D’altra parte, non mancarono movimenti di resistenza e nazionalisti. Nel Protettorato spagnolo, l’autoproclamata Repubblica del Rif fu il risultato della ribellione locale in questa catena montuosa, che l’esercito spagnolo riuscì a sedare. Nel Protettorato francese accese la fiamma di quello che sarebbe diventato il movimento indipendentista, con un giovane Mohammed V sempre più influente, che lo portò all’esilio in Madagascar.
Tuttavia, non si tornò indietro e nel 1956 fu riconosciuta l’indipendenza del Marocco dalla Francia e dalla Spagna, con Mohammed V come re. Gli spagnoli mantennero il Sahara meridionale come provincia spagnola ancora per qualche anno, ma nel 1975, alla morte della dittatura di Franco, ebbe luogo la Marcia Verde, dopo la quale il territorio passò di fatto sotto il controllo del Marocco.

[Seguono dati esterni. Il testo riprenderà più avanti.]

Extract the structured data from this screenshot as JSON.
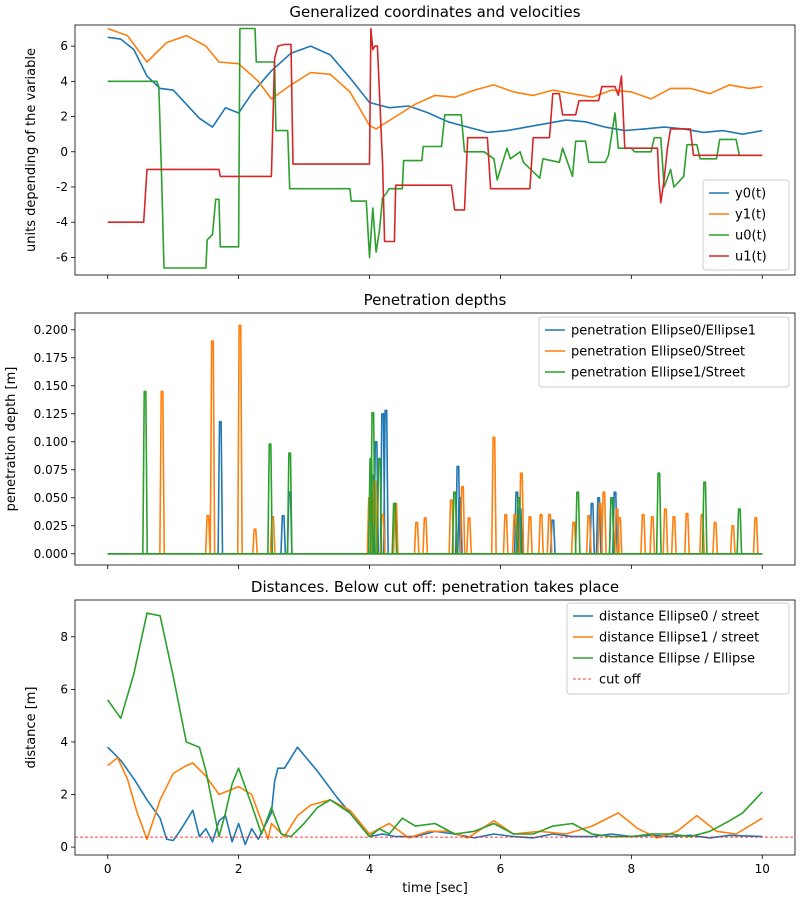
{
  "chart_data": [
    {
      "type": "line",
      "title": "Generalized coordinates and velocities",
      "xlabel": "",
      "ylabel": "units depending of the variable",
      "xlim": [
        -0.5,
        10.5
      ],
      "ylim": [
        -7,
        7.2
      ],
      "xticks": [
        0,
        2,
        4,
        6,
        8,
        10
      ],
      "yticks": [
        -6,
        -4,
        -2,
        0,
        2,
        4,
        6
      ],
      "legend": "lower-right",
      "series": [
        {
          "name": "y0(t)",
          "color": "#1f77b4",
          "x": [
            0,
            0.2,
            0.4,
            0.6,
            0.8,
            1.0,
            1.2,
            1.4,
            1.6,
            1.8,
            2.0,
            2.2,
            2.5,
            2.8,
            3.1,
            3.4,
            3.7,
            4.0,
            4.3,
            4.6,
            4.9,
            5.2,
            5.5,
            5.8,
            6.1,
            6.4,
            6.7,
            7.0,
            7.3,
            7.6,
            7.9,
            8.2,
            8.5,
            8.8,
            9.1,
            9.4,
            9.7,
            10.0
          ],
          "y": [
            6.5,
            6.4,
            5.8,
            4.3,
            3.6,
            3.5,
            2.7,
            1.9,
            1.4,
            2.5,
            2.2,
            3.3,
            4.6,
            5.6,
            6.0,
            5.5,
            4.2,
            2.8,
            2.5,
            2.6,
            2.2,
            1.7,
            1.4,
            1.1,
            1.2,
            1.4,
            1.6,
            1.8,
            1.7,
            1.4,
            1.2,
            1.3,
            1.4,
            1.3,
            1.1,
            1.2,
            1.0,
            1.2
          ]
        },
        {
          "name": "y1(t)",
          "color": "#ff7f0e",
          "x": [
            0,
            0.3,
            0.6,
            0.9,
            1.2,
            1.5,
            1.7,
            2.0,
            2.3,
            2.5,
            2.8,
            3.1,
            3.4,
            3.7,
            4.0,
            4.1,
            4.4,
            4.7,
            5.0,
            5.3,
            5.6,
            5.9,
            6.2,
            6.5,
            6.8,
            7.1,
            7.4,
            7.7,
            8.0,
            8.3,
            8.6,
            8.9,
            9.2,
            9.5,
            9.8,
            10.0
          ],
          "y": [
            7.0,
            6.6,
            5.1,
            6.2,
            6.6,
            6.0,
            5.1,
            5.0,
            4.0,
            3.0,
            3.8,
            4.5,
            4.4,
            3.4,
            1.5,
            1.3,
            2.0,
            2.7,
            3.2,
            3.1,
            3.5,
            3.8,
            3.4,
            3.2,
            3.5,
            3.3,
            3.1,
            3.5,
            3.4,
            3.0,
            3.6,
            3.6,
            3.3,
            3.8,
            3.6,
            3.7
          ]
        },
        {
          "name": "u0(t)",
          "color": "#2ca02c",
          "x": [
            0,
            0.75,
            0.78,
            0.82,
            0.86,
            1.5,
            1.52,
            1.6,
            1.65,
            1.7,
            1.72,
            1.8,
            2.0,
            2.02,
            2.25,
            2.27,
            2.55,
            2.57,
            2.75,
            2.78,
            3.7,
            3.72,
            3.95,
            4.0,
            4.05,
            4.1,
            4.15,
            4.2,
            4.25,
            4.3,
            4.5,
            4.52,
            4.8,
            4.82,
            5.1,
            5.15,
            5.4,
            5.45,
            5.7,
            5.75,
            5.9,
            5.95,
            6.1,
            6.15,
            6.3,
            6.35,
            6.6,
            6.65,
            6.9,
            6.95,
            7.1,
            7.15,
            7.3,
            7.35,
            7.6,
            7.65,
            7.75,
            7.8,
            8.0,
            8.05,
            8.3,
            8.35,
            8.45,
            8.5,
            8.6,
            8.65,
            8.8,
            8.85,
            9.0,
            9.05,
            9.3,
            9.35,
            9.6,
            9.65,
            10.0
          ],
          "y": [
            4.0,
            4.0,
            3.7,
            -1.0,
            -6.6,
            -6.6,
            -5.0,
            -4.7,
            -2.7,
            -2.7,
            -5.4,
            -5.4,
            -5.4,
            7.0,
            7.0,
            5.1,
            5.1,
            1.2,
            1.2,
            -2.1,
            -2.1,
            -2.8,
            -2.8,
            -6.0,
            -3.2,
            -5.7,
            -4.5,
            -2.6,
            -2.4,
            -2.1,
            -2.1,
            -0.5,
            -0.5,
            0.3,
            0.3,
            2.1,
            2.1,
            0.0,
            0.0,
            0.0,
            -0.4,
            -1.6,
            0.2,
            -0.4,
            0.0,
            -0.6,
            -1.5,
            -0.4,
            -0.6,
            0.2,
            -1.4,
            0.6,
            0.6,
            -0.6,
            -0.6,
            -0.2,
            2.2,
            0.2,
            0.2,
            0.0,
            0.0,
            0.8,
            0.8,
            -2.0,
            -1.0,
            -2.0,
            -1.4,
            0.4,
            0.4,
            -0.4,
            -0.4,
            0.7,
            0.7,
            -0.2,
            -0.2
          ]
        },
        {
          "name": "u1(t)",
          "color": "#d62728",
          "x": [
            0,
            0.55,
            0.6,
            1.7,
            1.72,
            2.5,
            2.55,
            2.6,
            2.7,
            2.8,
            2.83,
            4.0,
            4.02,
            4.05,
            4.08,
            4.12,
            4.2,
            4.23,
            4.38,
            4.4,
            5.25,
            5.3,
            5.45,
            5.5,
            5.8,
            5.85,
            6.45,
            6.5,
            6.75,
            6.8,
            6.9,
            6.95,
            7.15,
            7.2,
            7.5,
            7.55,
            7.75,
            7.8,
            7.85,
            7.9,
            8.4,
            8.42,
            8.45,
            8.5,
            8.55,
            8.6,
            8.9,
            8.95,
            9.9,
            10.0
          ],
          "y": [
            -4.0,
            -4.0,
            -1.0,
            -1.0,
            -1.4,
            -1.4,
            5.3,
            6.0,
            6.1,
            6.1,
            -0.7,
            -0.7,
            7.0,
            5.8,
            6.0,
            6.0,
            -0.7,
            -5.1,
            -5.1,
            -1.9,
            -1.9,
            -3.3,
            -3.3,
            0.8,
            0.8,
            -2.1,
            -2.1,
            0.8,
            0.8,
            3.3,
            3.3,
            2.1,
            2.1,
            2.9,
            2.9,
            3.7,
            3.7,
            3.2,
            4.3,
            0.2,
            0.2,
            -1.6,
            -2.9,
            -1.6,
            0.2,
            1.3,
            1.3,
            -0.2,
            -0.2,
            -0.2
          ]
        }
      ]
    },
    {
      "type": "line",
      "title": "Penetration depths",
      "xlabel": "",
      "ylabel": "penetration depth [m]",
      "xlim": [
        -0.5,
        10.5
      ],
      "ylim": [
        -0.01,
        0.215
      ],
      "xticks": [
        0,
        2,
        4,
        6,
        8,
        10
      ],
      "yticks": [
        "0.000",
        "0.025",
        "0.050",
        "0.075",
        "0.100",
        "0.125",
        "0.150",
        "0.175",
        "0.200"
      ],
      "legend": "top-right",
      "series": [
        {
          "name": "penetration Ellipse0/Ellipse1",
          "color": "#1f77b4",
          "spikes": [
            [
              1.72,
              0.118
            ],
            [
              2.68,
              0.034
            ],
            [
              2.78,
              0.055
            ],
            [
              4.05,
              0.07
            ],
            [
              4.1,
              0.1
            ],
            [
              4.2,
              0.125
            ],
            [
              4.25,
              0.128
            ],
            [
              5.35,
              0.078
            ],
            [
              5.38,
              0.05
            ],
            [
              6.25,
              0.055
            ],
            [
              6.3,
              0.04
            ],
            [
              6.8,
              0.03
            ],
            [
              7.4,
              0.045
            ],
            [
              7.5,
              0.05
            ],
            [
              7.7,
              0.05
            ],
            [
              7.75,
              0.055
            ]
          ]
        },
        {
          "name": "penetration Ellipse0/Street",
          "color": "#ff7f0e",
          "spikes": [
            [
              0.83,
              0.145
            ],
            [
              1.53,
              0.034
            ],
            [
              1.6,
              0.19
            ],
            [
              2.02,
              0.204
            ],
            [
              2.25,
              0.022
            ],
            [
              2.52,
              0.033
            ],
            [
              4.0,
              0.05
            ],
            [
              4.08,
              0.065
            ],
            [
              4.2,
              0.035
            ],
            [
              4.4,
              0.045
            ],
            [
              4.72,
              0.028
            ],
            [
              4.85,
              0.032
            ],
            [
              5.25,
              0.048
            ],
            [
              5.42,
              0.06
            ],
            [
              5.52,
              0.032
            ],
            [
              5.9,
              0.104
            ],
            [
              6.08,
              0.035
            ],
            [
              6.22,
              0.035
            ],
            [
              6.32,
              0.072
            ],
            [
              6.45,
              0.033
            ],
            [
              6.62,
              0.035
            ],
            [
              6.75,
              0.035
            ],
            [
              7.12,
              0.028
            ],
            [
              7.35,
              0.034
            ],
            [
              7.52,
              0.045
            ],
            [
              7.58,
              0.055
            ],
            [
              7.78,
              0.04
            ],
            [
              7.82,
              0.032
            ],
            [
              8.18,
              0.035
            ],
            [
              8.32,
              0.033
            ],
            [
              8.52,
              0.04
            ],
            [
              8.65,
              0.033
            ],
            [
              8.85,
              0.036
            ],
            [
              9.08,
              0.035
            ],
            [
              9.28,
              0.028
            ],
            [
              9.55,
              0.025
            ],
            [
              9.9,
              0.032
            ]
          ]
        },
        {
          "name": "penetration Ellipse1/Street",
          "color": "#2ca02c",
          "spikes": [
            [
              0.57,
              0.145
            ],
            [
              2.48,
              0.098
            ],
            [
              2.78,
              0.09
            ],
            [
              4.02,
              0.085
            ],
            [
              4.05,
              0.126
            ],
            [
              4.15,
              0.085
            ],
            [
              4.38,
              0.045
            ],
            [
              5.3,
              0.055
            ],
            [
              6.28,
              0.05
            ],
            [
              7.18,
              0.055
            ],
            [
              7.7,
              0.05
            ],
            [
              8.42,
              0.072
            ],
            [
              9.12,
              0.064
            ],
            [
              9.65,
              0.04
            ]
          ]
        }
      ]
    },
    {
      "type": "line",
      "title": "Distances. Below cut off: penetration takes place",
      "xlabel": "time [sec]",
      "ylabel": "distance [m]",
      "xlim": [
        -0.5,
        10.5
      ],
      "ylim": [
        -0.3,
        9.4
      ],
      "xticks": [
        0,
        2,
        4,
        6,
        8,
        10
      ],
      "yticks": [
        0,
        2,
        4,
        6,
        8
      ],
      "legend": "top-right",
      "cutoff": {
        "name": "cut off",
        "value": 0.38,
        "color": "#ff0000"
      },
      "series": [
        {
          "name": "distance Ellipse0 / street",
          "color": "#1f77b4",
          "x": [
            0,
            0.2,
            0.4,
            0.6,
            0.8,
            0.9,
            1.0,
            1.1,
            1.3,
            1.4,
            1.5,
            1.6,
            1.7,
            1.8,
            1.9,
            2.0,
            2.1,
            2.2,
            2.3,
            2.5,
            2.55,
            2.6,
            2.7,
            2.9,
            3.2,
            3.5,
            3.8,
            4.0,
            4.2,
            4.4,
            4.7,
            5.0,
            5.3,
            5.6,
            5.9,
            6.2,
            6.5,
            6.8,
            7.1,
            7.4,
            7.7,
            8.0,
            8.3,
            8.6,
            8.9,
            9.2,
            9.5,
            10.0
          ],
          "y": [
            3.8,
            3.3,
            2.6,
            1.8,
            1.1,
            0.3,
            0.25,
            0.6,
            1.4,
            0.4,
            0.7,
            0.2,
            1.0,
            1.2,
            0.2,
            0.9,
            0.1,
            0.7,
            0.3,
            1.3,
            2.5,
            3.0,
            3.0,
            3.8,
            2.9,
            1.9,
            1.0,
            0.4,
            0.5,
            0.4,
            0.4,
            0.6,
            0.5,
            0.35,
            0.5,
            0.4,
            0.35,
            0.5,
            0.4,
            0.4,
            0.5,
            0.4,
            0.45,
            0.4,
            0.45,
            0.35,
            0.45,
            0.4
          ]
        },
        {
          "name": "distance Ellipse1 / street",
          "color": "#ff7f0e",
          "x": [
            0,
            0.15,
            0.3,
            0.45,
            0.6,
            0.8,
            1.0,
            1.2,
            1.3,
            1.5,
            1.7,
            1.8,
            1.9,
            2.0,
            2.2,
            2.45,
            2.5,
            2.7,
            2.9,
            3.1,
            3.4,
            3.7,
            4.0,
            4.3,
            4.6,
            4.9,
            5.2,
            5.5,
            5.9,
            6.2,
            6.6,
            7.0,
            7.4,
            7.8,
            8.1,
            8.4,
            8.7,
            9.0,
            9.3,
            9.6,
            10.0
          ],
          "y": [
            3.1,
            3.4,
            2.6,
            1.3,
            0.3,
            1.8,
            2.8,
            3.1,
            3.2,
            2.7,
            2.0,
            2.1,
            2.2,
            2.3,
            2.0,
            0.3,
            0.9,
            0.4,
            1.2,
            1.6,
            1.8,
            1.4,
            0.5,
            0.9,
            0.35,
            0.6,
            0.6,
            0.35,
            1.0,
            0.5,
            0.6,
            0.5,
            0.8,
            1.3,
            0.7,
            0.35,
            0.6,
            1.2,
            0.6,
            0.5,
            1.1
          ]
        },
        {
          "name": "distance Ellipse / Ellipse",
          "color": "#2ca02c",
          "x": [
            0,
            0.2,
            0.4,
            0.6,
            0.8,
            1.0,
            1.2,
            1.3,
            1.4,
            1.5,
            1.7,
            1.8,
            1.9,
            2.0,
            2.2,
            2.35,
            2.5,
            2.65,
            2.8,
            3.0,
            3.2,
            3.4,
            3.7,
            4.0,
            4.15,
            4.3,
            4.5,
            4.7,
            5.0,
            5.3,
            5.6,
            5.9,
            6.2,
            6.5,
            6.8,
            7.1,
            7.4,
            7.7,
            8.0,
            8.3,
            8.6,
            8.9,
            9.2,
            9.5,
            9.7,
            10.0
          ],
          "y": [
            5.6,
            4.9,
            6.6,
            8.9,
            8.8,
            6.5,
            4.0,
            3.9,
            3.8,
            2.9,
            0.4,
            1.3,
            2.4,
            3.0,
            1.6,
            0.5,
            1.5,
            0.5,
            0.4,
            0.9,
            1.5,
            1.8,
            1.3,
            0.4,
            0.7,
            0.5,
            1.1,
            0.8,
            0.9,
            0.5,
            0.6,
            0.9,
            0.5,
            0.5,
            0.8,
            0.9,
            0.5,
            0.4,
            0.4,
            0.5,
            0.5,
            0.4,
            0.6,
            1.0,
            1.3,
            2.1
          ]
        }
      ]
    }
  ]
}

Quest’ultima era contraria ai criteri dell’ONU e della vicina Algeria, che oggi è uno dei principali punti di disaccordo tra i due Paesi, che hanno interrotto le relazioni e chiuso le frontiere a tempo indeterminato.
Dall’indipendenza, il Marocco ha affrontato diverse sfide che lo hanno portato al presente. Il Paese si è allontanato dall’influenza francese, compreso lo status ufficiale della sua lingua, per dare un sapore più arabo alla sua società, come sancito dalla sua costituzione. Ciò non ha impedito che l’ascesa al trono di Mohammed VI, sulla scia della Primavera araba del 2011, facesse importanti concessioni in termini di libertà civili e limitasse il potere del monarca in politica.
Dal punto di vista economico, il Marocco è sempre più integrato nel mondo globalizzato, con importanti accordi commerciali con l’Unione Europea. In termini di sicurezza, il Paese ha assunto una posizione determinata contro i movimenti terroristici, che in passato hanno avuto successo (Casablanca, 2003) ma non hanno attecchito come in altri Paesi.
Il terremoto di Agadir del 1960 fu un primo banco di prova per il giovane Stato appena nato, ma allo stesso tempo un’occasione per avviare il percorso di un settore oggi strategico: il turismo, sia attraverso la costruzione di resort, campi da golf e altri servizi, sia attraverso una ricca offerta culturale nel resto del territorio, dalle città al deserto, passando per le montagne dell’Atlante.